Working in small batches ensures that a startup can minimize the expenditure of time, money, and effort that ultimately turns out to have been wasted.
10. Grow
Sustainable growth is characterized by one simple rule: new customer come from the actions of past customers. There are four ways past customer’s drive:
- Word of mouth – caused by satisfied customer’s enthusiasm for the product
- As a side effect of product usage
- Through funded advertising
- Through repeat purchase or use
11. Adapt
Five Whys provides an opportunity to discover what that human problem might be. Repeating “why” five times, can help uncover the root problem and correct it. And the Five Whys approach acts as a natural speed regulator. The more problems you have, the more you invest in solutions to those problems.
12. Innovate
An Innovation Sandbox is to create a mechanism for empowering innovation teams out in the open and a sustainable culture of innovation over time. The suggested solution is to create a sandbox that contains the impact of the new innovation but not constrain the methods of the startup team:
- Any team can create a true split-test experiment that affects
only the sandboxed parts of the product or service. However: - One team must see the whole experiment through from end to
- No experiment can run longer than a specified amount of time
- No experiment can affect more than a specified number of customers
- Every experiment has to be evaluated on the basis of a single standard report of five to ten (no more) actionable metrics.
- Every team that works inside the sandbox and every product that is built must use the same metrics to evaluate success.
- Any team that creates an experiment must monitor the metrics and customer reactions while the experiment is in progress and abort it if something catastrophic happens.
At the beginning, the sandbox has to be quite small. In the company above, the sandbox initially contained only the pricing page. Depending on the types of products the company makes, the size of the sandbox can be defined in different ways.
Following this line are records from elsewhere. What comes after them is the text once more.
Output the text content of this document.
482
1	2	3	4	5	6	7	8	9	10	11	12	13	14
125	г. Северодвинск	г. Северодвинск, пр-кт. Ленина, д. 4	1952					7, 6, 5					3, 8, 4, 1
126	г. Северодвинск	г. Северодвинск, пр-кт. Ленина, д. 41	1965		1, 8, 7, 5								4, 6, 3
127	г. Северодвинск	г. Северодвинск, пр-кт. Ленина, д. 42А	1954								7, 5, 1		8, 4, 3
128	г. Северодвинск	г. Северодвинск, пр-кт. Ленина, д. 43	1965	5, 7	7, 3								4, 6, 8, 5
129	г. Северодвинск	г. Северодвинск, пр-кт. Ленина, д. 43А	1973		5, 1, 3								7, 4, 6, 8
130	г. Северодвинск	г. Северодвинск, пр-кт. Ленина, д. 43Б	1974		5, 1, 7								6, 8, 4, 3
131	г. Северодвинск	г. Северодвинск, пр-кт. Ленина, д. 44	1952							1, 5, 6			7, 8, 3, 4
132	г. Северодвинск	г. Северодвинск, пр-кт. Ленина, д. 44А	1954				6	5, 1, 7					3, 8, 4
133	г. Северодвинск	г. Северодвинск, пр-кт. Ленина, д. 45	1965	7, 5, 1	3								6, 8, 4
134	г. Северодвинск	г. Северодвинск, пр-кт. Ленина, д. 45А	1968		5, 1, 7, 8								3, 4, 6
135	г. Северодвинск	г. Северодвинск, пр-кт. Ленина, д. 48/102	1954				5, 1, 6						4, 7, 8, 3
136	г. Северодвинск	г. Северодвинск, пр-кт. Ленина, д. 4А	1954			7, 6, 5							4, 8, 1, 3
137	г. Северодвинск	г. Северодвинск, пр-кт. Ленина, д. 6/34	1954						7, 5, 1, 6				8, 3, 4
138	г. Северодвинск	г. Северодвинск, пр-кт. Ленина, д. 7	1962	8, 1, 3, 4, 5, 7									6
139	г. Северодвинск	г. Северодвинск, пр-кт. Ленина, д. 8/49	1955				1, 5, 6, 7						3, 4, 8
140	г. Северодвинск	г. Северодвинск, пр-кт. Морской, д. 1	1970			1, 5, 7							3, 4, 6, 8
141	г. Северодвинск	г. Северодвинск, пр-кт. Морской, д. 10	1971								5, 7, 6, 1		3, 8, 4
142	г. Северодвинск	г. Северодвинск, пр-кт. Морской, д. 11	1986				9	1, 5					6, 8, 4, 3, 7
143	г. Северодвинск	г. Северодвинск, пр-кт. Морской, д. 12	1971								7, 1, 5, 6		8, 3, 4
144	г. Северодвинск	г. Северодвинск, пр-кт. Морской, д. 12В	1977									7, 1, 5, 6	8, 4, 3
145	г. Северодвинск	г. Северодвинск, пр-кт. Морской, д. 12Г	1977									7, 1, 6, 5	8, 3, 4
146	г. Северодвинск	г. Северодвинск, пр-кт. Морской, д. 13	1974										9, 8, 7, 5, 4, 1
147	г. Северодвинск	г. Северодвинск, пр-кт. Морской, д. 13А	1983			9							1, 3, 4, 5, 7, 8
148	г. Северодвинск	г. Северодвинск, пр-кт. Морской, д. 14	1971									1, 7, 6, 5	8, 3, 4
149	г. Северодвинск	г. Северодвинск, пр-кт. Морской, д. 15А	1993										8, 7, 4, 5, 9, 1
Companies trying to bring an entirely new product to market might build the restriction around customers in certain segments. Unlike in a concept test or market test, customers in the sandbox are considered real and the innovation team is allowed to attempt to establish a long-term relationship with them. After all, they may be experimenting with those early adopters for a long time before their learning milestones are accomplished.
13. Epilogue: Waste Not
As Deming taught, what matters is not setting quantitative goals but fixing the method by which those goals are attained. The Lean Startup movement stands for the principle that the scientific method can be brought to bear to answer the most pressing innovation question: How can we build a sustainable organization around a new set of products or services?
In Conclusion
For one thing, everyone would insist that assumptions be stated explicitly and tested rigorously not as a stalling tactic or a form of make-work but out of a genuine desire to discover the truth that underlies every project’s vision.
We would not waste time on endless arguments between the defenders of quality and the cowboys of reckless advance; instead, we would recognize that speed and quality are allies in the pursuit of the customer’s long-term benefit. We would race to test our vision but not to abandon it. We would look to eliminate waste not to build quality castles in the sky but in the service of agility and breakthrough business results.
We would respond to failures and setbacks with honesty and learning, not with recriminations and blame. More than that, we would shun the impulse to slow down, increase batch size, and indulge in the curse of prevention. Instead, we would achieve speed by bypassing the excess work that does not lead to learning. We would dedicate ourselves to the creation of new institutions with a long-term mission to build sustainable value and change the world for the better.
Most of all, we would stop wasting people’s time.